The space is only 15.4-feet wide, but feels wider thanks to the big, open windows. The windows are industrial steel-framed affairs inspired by New York’s Meat Packing District. When Ms. Magwood called commercial supplier Bliss Nor-Am they almost refused to come to install them “‘We don’t do residential’ they said, and I was like … ‘Good.’“
In the centre of this floor is a marble-topped kitchen island Ms. Magwood calls the “party bar,” it is styled after the setup she had at Dish Studios. The range is a six-burner BlueStar (which she swears by after having burned out both Viking and Wolf ranges in her cooking school) and one whole side is dedicated to a seating area. On the north wall is a butlers’ pantry which has storage, counter space and a separate chef’s desk. Facing south is the sink, fridge and a huge window that looks onto the narrow deck that runs the length of the house. The deck is in use year-round for barbecuing.
Almost everything is a mix of stainless steel and barn-board and the floor here is narrow oak strip painted white during the renovation. A television is hidden behind sliding barn-board panels, the sink and counter is one piece of custom-made stainless steel and the hood is a massive stainless steel industrial-strength model. Essentially, it’s a dressed-up mini-commercial kitchen.
Up the stairs on a half-floor above the garage is the first of the four bedrooms, which has a balcony facing the street. There’s a four-piece bath on this landing, serving guests and the children’s rooms, the rest of which are up the stairs on the second full-floor. There are two more bedrooms on this level and the master suite. The master bath is a five-piece, with a glassed-in shower stall and a stand-alone soaker tub. Down a short hall is the master bedroom with two built-in wardrobes.
Two of the doors on this level are green-painted barn doors mounted on rails, sourced from Israel. All the doors on the upper floors have transom windows that allow natural light to filter through the house.

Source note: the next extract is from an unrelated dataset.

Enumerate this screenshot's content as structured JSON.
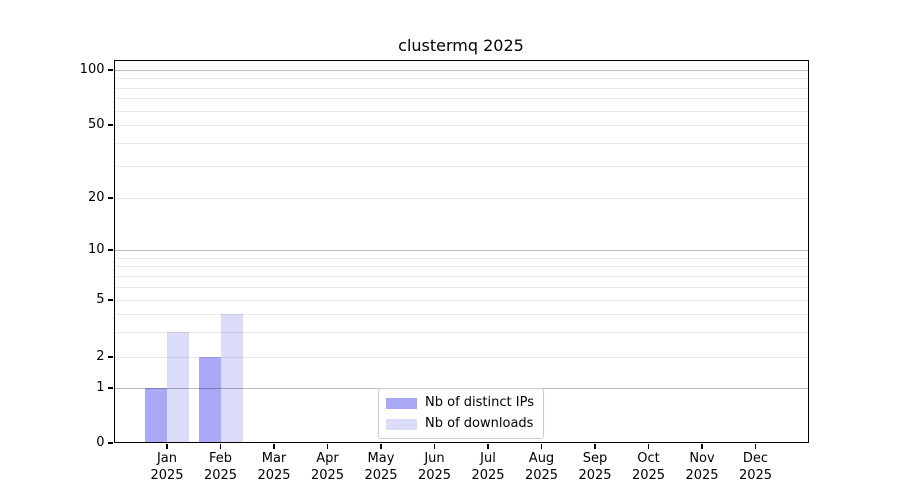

In the basement is a laundry room, a two-piece powder room and storage areas, (three closets, one walk-in.) The 19-by-15-foot rec room has a walkout to the below-grade courtyard and its retaining walls, fences and stone walls. With the trampoline in this area it’s almost like an arena, but staged as a patio it’s intensely private with no sight lines to any neighbours, and there is access to the side deck via exterior stairs.
The best feature
Ms. Magwood does almost all her work running the house from the kitchen nook seating area, with a reclaimed industrial work table. From this space she did much of the planning for her second book, In My Mother’s Kitchen, and works on her new ventures (she is a retail consultant and has been working with Mama Earth Organics delivery service as they develop ready-made meals to go with their existing organic grocery delivery service).

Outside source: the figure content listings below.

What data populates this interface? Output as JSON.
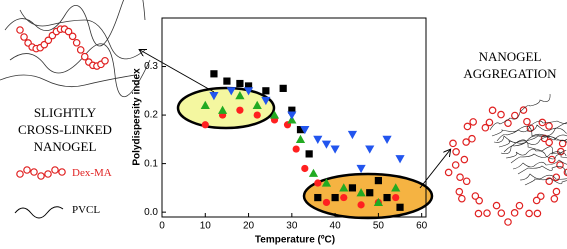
{
  "chart_data": {
    "type": "scatter",
    "x_label": "Temperature (ºC)",
    "y_label": "Polydispersity index",
    "xlim": [
      0,
      61
    ],
    "ylim": [
      -0.01,
      0.4
    ],
    "xticks": [
      0,
      10,
      20,
      30,
      40,
      50,
      60
    ],
    "yticks": [
      {
        "value": 0,
        "label": "0.0"
      },
      0.1,
      0.2,
      0.3
    ],
    "series": [
      {
        "color": "#000000",
        "marker": "square",
        "x": [
          12,
          15,
          18,
          20,
          24,
          28,
          30,
          32,
          34,
          36,
          40,
          44,
          48,
          50,
          52,
          55
        ],
        "values": [
          0.285,
          0.27,
          0.265,
          0.26,
          0.25,
          0.255,
          0.21,
          0.17,
          0.12,
          0.03,
          0.03,
          0.05,
          0.04,
          0.065,
          0.03,
          0.01
        ]
      },
      {
        "color": "#ff2020",
        "marker": "circle",
        "x": [
          10,
          14,
          18,
          22,
          26,
          29,
          31,
          33,
          36,
          38,
          42,
          46,
          50,
          54
        ],
        "values": [
          0.18,
          0.2,
          0.21,
          0.2,
          0.19,
          0.18,
          0.13,
          0.09,
          0.06,
          0.02,
          0.03,
          0.015,
          0.02,
          0.03
        ]
      },
      {
        "color": "#22aa22",
        "marker": "triangle",
        "x": [
          10,
          14,
          18,
          22,
          26,
          30,
          32,
          35,
          38,
          42,
          46,
          50,
          54
        ],
        "values": [
          0.22,
          0.21,
          0.24,
          0.22,
          0.2,
          0.19,
          0.15,
          0.08,
          0.06,
          0.05,
          0.04,
          0.02,
          0.05
        ]
      },
      {
        "color": "#2255ee",
        "marker": "down-triangle",
        "x": [
          12,
          16,
          20,
          24,
          30,
          33,
          36,
          38,
          40,
          44,
          46,
          48,
          52,
          55
        ],
        "values": [
          0.24,
          0.25,
          0.25,
          0.23,
          0.2,
          0.17,
          0.15,
          0.14,
          0.13,
          0.16,
          0.09,
          0.13,
          0.15,
          0.11
        ]
      }
    ],
    "annotations": {
      "left": [
        "SLIGHTLY",
        "CROSS-LINKED",
        "NANOGEL"
      ],
      "right": [
        "NANOGEL",
        "AGGREGATION"
      ],
      "dexma": "Dex-MA",
      "pvcl": "PVCL"
    }
  }
}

She and her siblings take turns hosting Christmas and she manages to entertain 22 people in this space (12 at the nook table, the rest along the party bar counter). This space works well, and while she has a style and taste that is reflected here, function trumps all.
“It’s not precious,” Ms. Magwood says, speaking in terms of a pejorative attached to homes that are meant to be seen and photographed, but not used. But maybe, too, in the other sense. “Friends were congratulating us on the new house and one of the questions was ‘Are you sad; are your kids sad?’ And I hadn’t even thought about it, but it is emotional. It’s been a well-loved home, and a perfect home. I will miss it.”